Sutton was born in Washington, D.C. and grew up in Virginia. A 1981 graduate of James Madison University, he began his career writing scripts for Newhart. He later became a writer for and executive producer of Cheers. He collaborated with Bob Newhart again on the 1992 TV series Bob and worked as a creative consultant on 1990s TV series Almost Perfect and NewsRadio. With Mark Jordan Legan he wrote and produced the cult comedy series Thanks about the Pilgrims' first years in America and co-wrote a 2017 episode of Kevin Can Wait. He was also the showrunner and producer for the NBC series The Fighting Fitzgeralds and the American version of Coupling. In 1999, he published the novel Always Six O'Clock. In 2012, he published the novel The Dead Man: The Midnight Special and The Dead Man: Reborn. In May 2015, his novel Fifteen Minutes to Live was published by Brash Books.

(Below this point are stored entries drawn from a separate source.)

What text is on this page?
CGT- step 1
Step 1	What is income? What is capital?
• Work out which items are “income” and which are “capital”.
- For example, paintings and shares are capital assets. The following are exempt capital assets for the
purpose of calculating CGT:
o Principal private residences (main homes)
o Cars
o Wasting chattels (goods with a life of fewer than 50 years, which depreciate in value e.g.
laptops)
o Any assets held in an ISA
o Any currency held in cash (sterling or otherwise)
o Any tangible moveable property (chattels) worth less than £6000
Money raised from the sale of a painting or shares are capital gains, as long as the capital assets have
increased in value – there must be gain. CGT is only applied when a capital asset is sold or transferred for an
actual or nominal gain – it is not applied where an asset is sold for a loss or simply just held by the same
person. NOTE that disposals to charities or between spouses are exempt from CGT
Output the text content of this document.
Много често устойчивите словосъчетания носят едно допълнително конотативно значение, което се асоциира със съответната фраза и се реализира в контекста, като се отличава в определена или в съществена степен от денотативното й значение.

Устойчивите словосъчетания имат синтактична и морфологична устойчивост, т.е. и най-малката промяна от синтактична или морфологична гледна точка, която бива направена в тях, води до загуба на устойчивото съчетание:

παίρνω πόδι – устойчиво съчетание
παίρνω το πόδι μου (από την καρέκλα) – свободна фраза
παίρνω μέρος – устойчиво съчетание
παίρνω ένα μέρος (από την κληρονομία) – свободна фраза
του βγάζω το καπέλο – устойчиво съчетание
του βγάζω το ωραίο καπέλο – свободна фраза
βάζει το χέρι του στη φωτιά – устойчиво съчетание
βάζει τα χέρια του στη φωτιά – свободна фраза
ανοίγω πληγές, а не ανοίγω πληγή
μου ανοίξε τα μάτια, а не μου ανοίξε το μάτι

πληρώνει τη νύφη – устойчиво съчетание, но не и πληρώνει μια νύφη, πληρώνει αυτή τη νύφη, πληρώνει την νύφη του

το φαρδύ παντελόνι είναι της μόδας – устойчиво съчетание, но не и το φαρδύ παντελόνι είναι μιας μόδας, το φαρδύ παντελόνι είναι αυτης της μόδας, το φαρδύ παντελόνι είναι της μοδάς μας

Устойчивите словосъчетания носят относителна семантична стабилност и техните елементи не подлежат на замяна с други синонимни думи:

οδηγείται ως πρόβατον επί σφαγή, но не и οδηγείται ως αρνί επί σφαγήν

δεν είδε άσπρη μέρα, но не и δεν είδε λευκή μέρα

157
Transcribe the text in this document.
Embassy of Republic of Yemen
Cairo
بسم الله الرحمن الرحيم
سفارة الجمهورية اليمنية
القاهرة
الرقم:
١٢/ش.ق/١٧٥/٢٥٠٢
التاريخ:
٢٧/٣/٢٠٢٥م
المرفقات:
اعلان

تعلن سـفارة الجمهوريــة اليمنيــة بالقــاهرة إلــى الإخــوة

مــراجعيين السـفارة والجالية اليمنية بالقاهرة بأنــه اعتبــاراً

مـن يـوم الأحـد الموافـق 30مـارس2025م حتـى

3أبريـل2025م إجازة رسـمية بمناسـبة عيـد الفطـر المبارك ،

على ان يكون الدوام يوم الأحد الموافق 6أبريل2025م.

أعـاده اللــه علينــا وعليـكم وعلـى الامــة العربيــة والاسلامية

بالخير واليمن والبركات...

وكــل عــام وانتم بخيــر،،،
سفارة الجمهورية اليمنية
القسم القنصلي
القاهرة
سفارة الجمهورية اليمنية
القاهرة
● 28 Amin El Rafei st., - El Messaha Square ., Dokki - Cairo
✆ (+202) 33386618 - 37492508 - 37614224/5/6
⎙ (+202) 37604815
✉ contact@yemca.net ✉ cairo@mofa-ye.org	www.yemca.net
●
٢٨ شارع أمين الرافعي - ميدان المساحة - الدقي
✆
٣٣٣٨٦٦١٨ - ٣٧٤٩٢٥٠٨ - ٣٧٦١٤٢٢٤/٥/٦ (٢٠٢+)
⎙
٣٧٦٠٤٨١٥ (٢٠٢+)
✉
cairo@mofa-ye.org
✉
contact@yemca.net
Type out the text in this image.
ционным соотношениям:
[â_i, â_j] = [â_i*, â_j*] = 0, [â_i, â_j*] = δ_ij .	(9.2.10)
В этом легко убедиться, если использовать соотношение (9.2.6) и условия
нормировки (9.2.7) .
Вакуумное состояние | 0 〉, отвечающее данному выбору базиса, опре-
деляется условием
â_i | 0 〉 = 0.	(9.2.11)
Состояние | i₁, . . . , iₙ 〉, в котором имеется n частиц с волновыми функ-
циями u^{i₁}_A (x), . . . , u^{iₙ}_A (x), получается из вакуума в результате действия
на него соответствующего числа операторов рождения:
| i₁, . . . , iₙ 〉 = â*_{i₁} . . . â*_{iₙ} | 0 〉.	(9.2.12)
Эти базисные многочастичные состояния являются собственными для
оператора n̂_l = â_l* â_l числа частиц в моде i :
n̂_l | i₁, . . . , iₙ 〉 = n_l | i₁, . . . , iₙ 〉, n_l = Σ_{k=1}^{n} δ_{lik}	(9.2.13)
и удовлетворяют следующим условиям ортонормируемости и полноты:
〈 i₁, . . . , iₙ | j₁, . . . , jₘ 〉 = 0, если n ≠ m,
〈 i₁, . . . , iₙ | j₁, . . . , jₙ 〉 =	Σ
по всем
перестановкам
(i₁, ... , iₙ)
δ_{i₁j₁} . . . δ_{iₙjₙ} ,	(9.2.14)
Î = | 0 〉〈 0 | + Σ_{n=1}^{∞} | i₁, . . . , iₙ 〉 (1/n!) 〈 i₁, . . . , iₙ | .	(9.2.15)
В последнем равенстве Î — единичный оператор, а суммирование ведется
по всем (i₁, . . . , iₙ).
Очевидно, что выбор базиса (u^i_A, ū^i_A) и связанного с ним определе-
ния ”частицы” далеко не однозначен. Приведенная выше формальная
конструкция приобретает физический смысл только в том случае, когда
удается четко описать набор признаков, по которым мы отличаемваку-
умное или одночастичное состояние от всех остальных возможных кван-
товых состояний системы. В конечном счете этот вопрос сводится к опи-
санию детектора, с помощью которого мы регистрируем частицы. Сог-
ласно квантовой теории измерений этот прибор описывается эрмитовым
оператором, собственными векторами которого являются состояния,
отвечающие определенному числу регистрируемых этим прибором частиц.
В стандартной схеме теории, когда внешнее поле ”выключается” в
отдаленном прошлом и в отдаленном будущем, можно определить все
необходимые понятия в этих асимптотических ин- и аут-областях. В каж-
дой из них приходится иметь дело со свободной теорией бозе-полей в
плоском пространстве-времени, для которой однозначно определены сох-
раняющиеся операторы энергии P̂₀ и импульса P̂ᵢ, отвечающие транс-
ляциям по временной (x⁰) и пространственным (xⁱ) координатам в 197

His other novels include Crush, and the two sequels Heart Attack & Vine and Colorado Boulevard, as well as two books co-authored with Janet Evanovich: Wicked Charms and Curious Minds.

From 2005 to 2009, Sutton was a consulting producer for Boston Legal. In 2010, Sutton became a staff writer on the FX series Terriers starring Donal Logue. He was also a writer and consulting producer for the Rob Schneider sitcom Rob, the SyFy Channel series Defiance, and the showrunner and writer for the TV Land original sitcom The Soul Man. He is an adviser to the American Shakespeare Center.

From 2017 to 2019, he created, wrote and produced the Darrow & Darrow series of four Hallmark movies starring Kimberly Williams-Paisley as idealistic lawyer Claire Darrow and Tom Cavanagh as Miles Strasburg, the Assistant District Attorney. Over that same period he also wrote two Emma Fielding Mystery movies for the network. In 2020, took over as executive producer of Hallmark's hit series Chesapeake Shores for its final two seasons.

In 2026, became a writer & executive producer of the mystery series You're Killing Me starring Brooke Shields, Amalia Williamson, and Tom Cavanagh, with whom he worked on Darrow & Darrow. The six-episode first season premiered in May 2026 as the highest rated series in the history of Acorn, which immediately renewed the show for a second season, to air in Spring 2027. He co-wrote episodes of the show with fellow writer-executive producer Lee Goldberg, who also co-authored books with Janet Evanovich.